I hope you find this paragraph delightful and whimsical!

How it appears when output in the saving server action:

{
    "p_description": "<p>Sure! Here's a paragraph of text that includes some unusual ASCII characters:<\/p><p><br><\/p><p>\"\ud83c\udf1f\u2728 Welcome to the mystical realm of \ud83c\udf19\u2601\ufe0f ASCII art! Behold the enchanted creatures as they dance across the screen, \u2728\ud83e\udd84 sprinkling magic wherever they go. \ud83c\udfa9\u2728 With a wave of my wand, I summon the elusive \u2570(\u2e1d\u2e1d\u2e1d\u00b4\ua4b3`\u2e1d\u2e1d\u2e1d)\u256f ASCII fox, known for its cunning wit and mischievous charm. \ud83e\udd8a\ud83d\udcab As the moonlight cascades through the \uff0f\u4eba\u25d5 \u203f\u203f \u25d5\u4eba\uff3c mystical trees, the \ud83c\udf33\ud83c\udf1f ASCII owl perches silently, guarding ancient wisdom. \ud83e\udd89\ud83d\udcda Step into this ethereal realm and let your imagination \u2728\u270d\ufe0f roam freely among the twinkling stars and enchanting creatures! \ud83c\udf0c\ud83d\udd2e\u2728\"<\/p><p><br><\/p><p>I hope you find this paragraph delightful and whimsical!<\/p>",
}

I’ve drilled down into this a bit more…

It seems like I can save the :sunny: emoji which has a code of &#9728; but I can’t save the :star2:emoji which has a code of &#127775;

And also it doesn’t seem to matter if my database column is individually set to be the mb4 variety of utf8 or not. (my database as a whole is still utf8)

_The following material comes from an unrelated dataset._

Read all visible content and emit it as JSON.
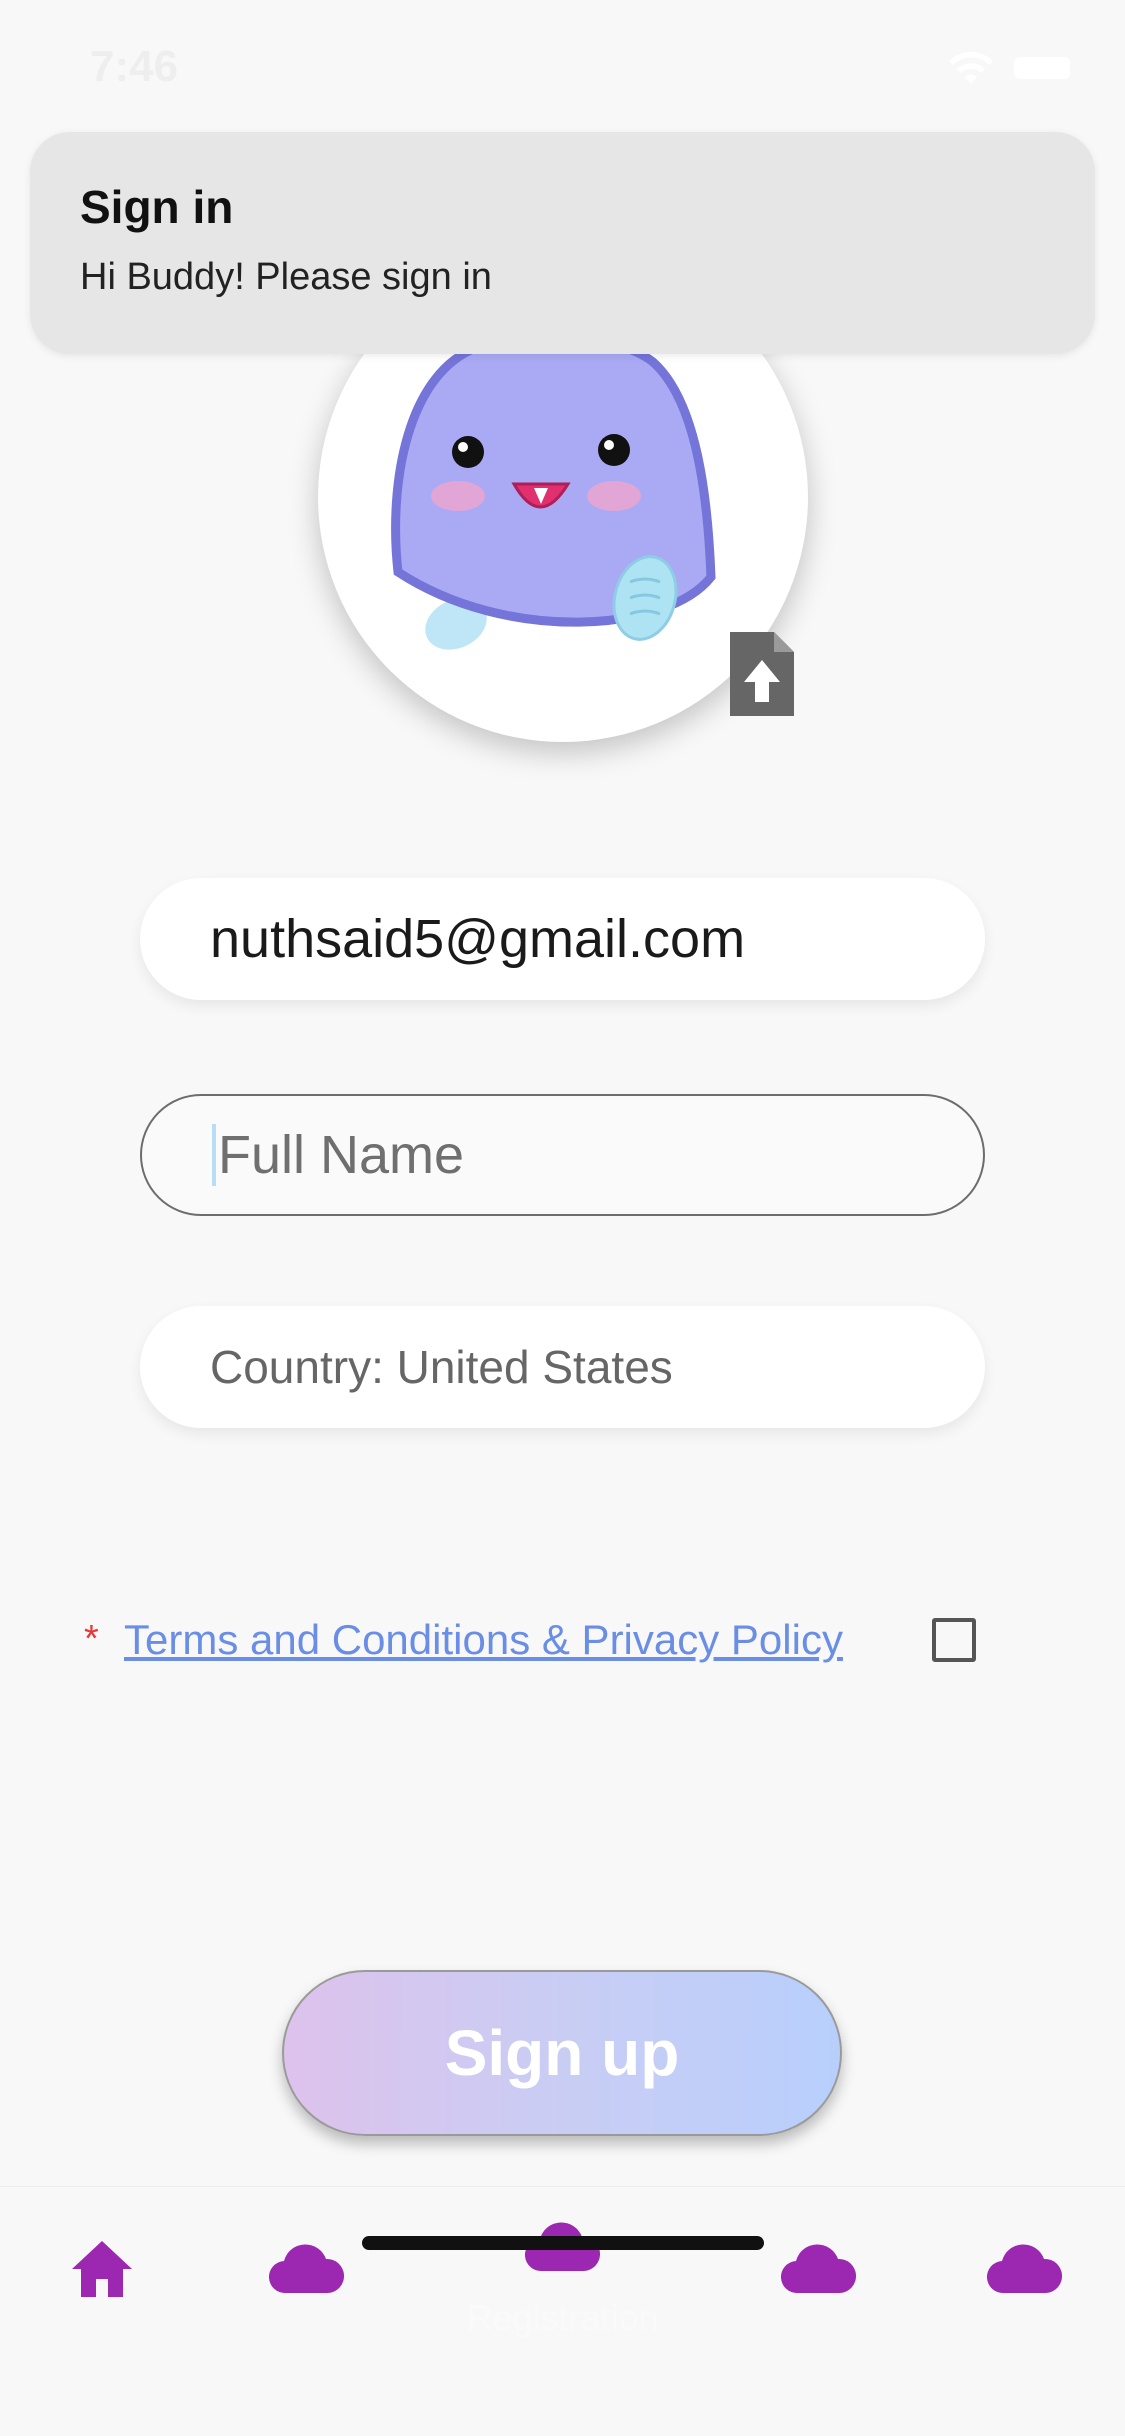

I’d love some guidance on this! :pray:

Thanks to the forum’s auto-bump feature, this article came up today which answers everything! :tada:

My issues were

  1. The column was set to utf8mb4 but the database wasn’t
  2. The global database connection wasn’t set to be utf8mb4.

With step 2, remember to set it for each of your targets!